L’altérité, nouveau nom de la fraternité

Si l’identité est si souvent appelée à la rescousse dans les discours, c’est qu’elle est de plus en plus difficile à saisir. L’identité est une prothèse d’évidence en terrain incertain (Peter Sloterdijk). En fait, c’est bien l’idéologie de l’entre-soi qu’il faut combattre, dans la mesure où il s’agit d’une figure mythique du passé. Il n’y a pas si longtemps, la société française était effectivement plus homogène. Et un groupe forme d’autant facilement société que les humains qui le constituent partagent de similitudes, car l’imitation code très majoritairement les rapports sociaux, ainsi que l’a analysé Gabriel Tarde, l’un des premiers sociologues, à la fin du XIXème siècle. Mais de telles configurations se raréfient dans notre monde contemporain. Nous sommes confrontés à une situation que nous avions oubliée si tant est qu’elle ait existé. Nous sommes de plus en plus des personnes de provenances culturelles différentes en situation de vivre ensemble. Nous sommes donc devant une nouveauté : promouvoir l’altérité auprès de la fraternité, car elle en est le nouveau nom, qui conduit à l’étrange et exigeante mixité (Edouard Glissant). L’altérité c’est la fraternité entre des différences et plus seulement entre des ressemblances. C’est évidemment beaucoup plus difficile que de vivre avec des gens avec qui nous avons un fort fond commun, même si nous ne nous aimons pas. Car l’altérité a la propriété de ne pouvoir être maîtrisée et donc d’apporter continuellement de l’incertitude et de l’inédit dérangeant. C’est ainsi que l’altérité fait la réalité, la dure, la vraie, celle qui appelle mon engagement et ma responsabilité : c’est ma responsabilité en face d’un visage me regardant comme absolument étranger (…) qui constitue le fait originel de la fraternité (Emmanuel Levinas).

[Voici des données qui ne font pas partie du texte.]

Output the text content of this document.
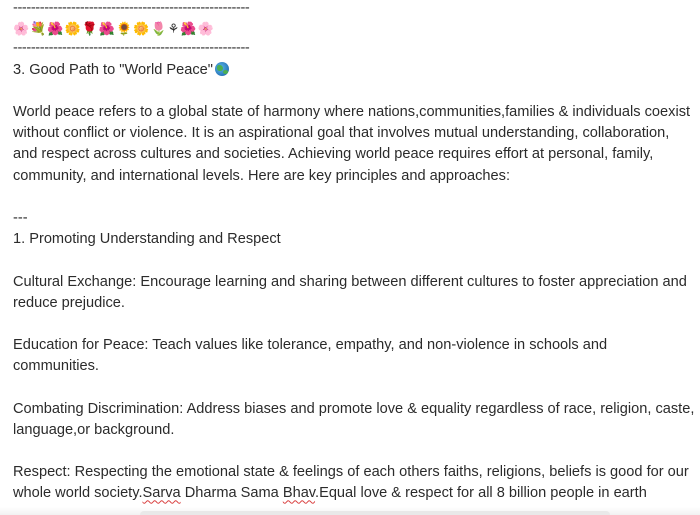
-----------------------------------------------------
🌸💐🌺🌼🌹🌺🌻🌼🌷⚘🌺🌸
-----------------------------------------------------
3. Good Path to "World Peace"

World peace refers to a global state of harmony where nations,communities,families & individuals coexist without conflict or violence. It is an aspirational goal that involves mutual understanding, collaboration, and respect across cultures and societies. Achieving world peace requires effort at personal, family, community, and international levels. Here are key principles and approaches:

---
1. Promoting Understanding and Respect

Cultural Exchange: Encourage learning and sharing between different cultures to foster appreciation and reduce prejudice.

Education for Peace: Teach values like tolerance, empathy, and non-violence in schools and communities.

Combating Discrimination: Address biases and promote love & equality regardless of race, religion, caste, language,or background.

Respect: Respecting the emotional state & feelings of each others faiths, religions, beliefs is good for our whole world society.Sarva Dharma Sama Bhav.Equal love & respect for all 8 billion people in earth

Ce sont donc bien l’altérité et la fraternité  que nous devons mettre à la première place de notre devise républicaine. Et cette altérité-fraternité concerne autant le vivre ensemble des populations favorisées et celles des cités issues de l’immigration dans nos agglomérations, que les deux groupes précédents avec les employés et les ouvriers qui peuplent majoritairement les territoires périurbains.

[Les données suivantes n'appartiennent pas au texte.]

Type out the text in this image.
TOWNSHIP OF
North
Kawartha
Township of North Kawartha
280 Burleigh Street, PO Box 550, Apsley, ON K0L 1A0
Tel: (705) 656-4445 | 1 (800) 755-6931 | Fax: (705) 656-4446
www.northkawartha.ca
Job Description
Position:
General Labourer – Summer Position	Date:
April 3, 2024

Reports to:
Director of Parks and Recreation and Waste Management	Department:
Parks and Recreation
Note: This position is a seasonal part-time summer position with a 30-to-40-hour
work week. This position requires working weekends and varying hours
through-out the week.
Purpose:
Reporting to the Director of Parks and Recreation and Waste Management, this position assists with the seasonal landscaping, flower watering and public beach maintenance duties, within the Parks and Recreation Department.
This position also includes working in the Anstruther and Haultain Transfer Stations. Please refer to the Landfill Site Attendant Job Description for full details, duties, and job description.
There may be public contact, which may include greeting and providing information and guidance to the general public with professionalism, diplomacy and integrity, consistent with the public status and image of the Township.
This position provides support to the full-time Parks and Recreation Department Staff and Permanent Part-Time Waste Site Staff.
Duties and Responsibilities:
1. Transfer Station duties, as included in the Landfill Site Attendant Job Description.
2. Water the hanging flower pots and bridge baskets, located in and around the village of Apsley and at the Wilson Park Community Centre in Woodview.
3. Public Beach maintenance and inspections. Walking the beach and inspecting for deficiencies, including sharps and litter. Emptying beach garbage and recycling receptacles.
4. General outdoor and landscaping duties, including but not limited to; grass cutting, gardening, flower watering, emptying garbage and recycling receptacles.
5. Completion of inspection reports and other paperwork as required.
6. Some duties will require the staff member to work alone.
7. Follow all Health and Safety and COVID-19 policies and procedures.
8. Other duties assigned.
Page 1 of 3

Or, le philosophe Jean-Luc Nancy nous dit : la ville, c’est un art de vivre ensemble, c’est-à-dire un art de ne pas exclure, d’intégrer, d’inclure.

C’est donc une philosophie de l’altérité et une politique du métissage et de la reconnaissance qu’il nous faut développer. Mais nos institutions issues de la Modernité ne semblent pas le pouvoir, étant trop fondées sur l’être, l’identité, la stabilité, l’universel. Elles misent excessivement sur l’autonomie des individus, alors que ceux-ci ont une part significative d’hétéronomie, dont le métissage est une expression.

Que notre identité

vienne seulement

de ce qui nous

manque

pour réaliser

ce que l’on est     (Serge Pey).

Heureusement, le métissage culturel irrigue aujourd’hui notre société. La créolisation des cultures est en cours, même dans les cultures dominantes des centres, par la voie de forts flux culturels et des interactions qui donnent naissance à des assemblages originaux.  Mais si les formes culturelles diverses les traversent, les frontières sociales et souvent ethniques restent puissantes. Le métissage socio-spatial qui touche aux profondeurs structurelles de la société est beaucoup plus difficile à enraciner, nous explique le philosophe et anthropologue François Laplantine.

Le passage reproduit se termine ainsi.